Now I understand that what is causing it but what confused me was why it was affecting me in such a way. Last November I collapsed which started a long chain of Hospital appointments and numerous tests. Ive been told that it will be hard to have children, my heart isnt in the best condition and that there is some sort of growth that needs more investigation. I had trouble with walking and doing things people consider normal like tidying or sometimes my chest was hurting while I was bathing. But then the doctors perscribed me some pain killers that seemed to actually be working and although the problems were still there I didnt really experience the pain that went with it.
Doctors had said that I was not fit to work, but I felt great so I when a friend offered me this opportunity I said yes straight away. So again yesterday I filled out all the appropriate forms and started my first shift. Anything they asked I said yes, any questions I answered, but then it got hard. I assisted in hanging 2 different backdrops, moving a table, a rack, chairs and having to sweep. I took my painkillers and while I sat and watched the second part of the performance I thought I was having a heart attack, I was about 5 seconds away from running out of the performance and collapsing again. After that my chest ached, my head thundered and my eyesight blurred. I stuck out the entire shift and have another shift tonight. Now do I do what my fiance and family want me to do, and to give up before I seriously hurt myself and make my condition worse, but at the same time earn money to help pay my bills, or do I carry on and dissapoint my friend who hired me in the first place and mess with the new rota, causing people to work extra shifts to cover the ones I backed out on, but risk making myself worse. This may seem like a simple question to you, but if you have ever been in a situation where you literally cannot afford to buy a loaf of bread or just a bottle of water you may understand the constant debate that goes on in your own head.

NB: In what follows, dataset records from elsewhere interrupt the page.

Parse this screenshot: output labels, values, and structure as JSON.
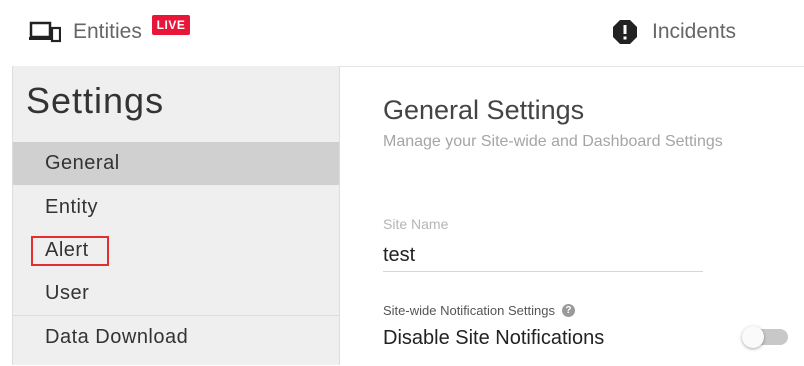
{
  "nav": {
    "entities_label": "Entities",
    "entities_icon": "devices-icon",
    "live_badge": "LIVE",
    "live_badge_color": "#e8173a",
    "incidents_label": "Incidents",
    "incidents_icon": "alert-octagon-icon"
  },
  "sidebar": {
    "title": "Settings",
    "items": [
      {
        "label": "General",
        "active": true
      },
      {
        "label": "Entity",
        "active": false
      },
      {
        "label": "Alert",
        "active": false,
        "highlighted": true,
        "highlight_color": "#e03030"
      },
      {
        "label": "User",
        "active": false
      },
      {
        "label": "Data Download",
        "active": false
      }
    ]
  },
  "main": {
    "title": "General Settings",
    "subtitle": "Manage your Site-wide and Dashboard Settings",
    "site_name_label": "Site Name",
    "site_name_value": "test",
    "notification_section_label": "Site-wide Notification Settings",
    "help_icon_glyph": "?",
    "disable_notifications_label": "Disable Site Notifications",
    "disable_notifications_on": false
  }
}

Not working, not being able to go for a walk or even just buying something eat makes me feel like a failure and people love to look down on people who cant work. I have lost count of the amount of times people have asked me what I do and then frowned at me smiled politely, walked away and began telling others how they 'loathe people who just cant be bothered to get off their backside and do something rather than scrounge off of other taxpayers hard earn money' . How can I not work? I have to, just to stop other looking down on me, telling me that I cant spend my life doing nothing. I cry from pain ,even thrown up because of pain, sacrificed things I love, spent countless days sat in hospitals while cameras looked at my insides, having blood taken ,being hooked up to machines and quite honestly feeling alone and scared. How do you say that to somebody, how can I stand there and spill all this to someone without sounding like I am looking for sympathy? I cant. People just automatically give the reply of ' oh god' , ' aww thats awful' and feel sorry for you. Likewise how can I tell people that I probably cant have children? I told one person and they looked away and said ' you can adopt' then went on to say how terrible it was that it happens, how woman feel like they have failed if they cant procreate. Obviously thats what I wanted to hear!
I dont know what the right thing to do is im utterly confused. I realised on that first shift that maybe I cant do what everyone else can anymore. I have to be careful but what can I do when I need food?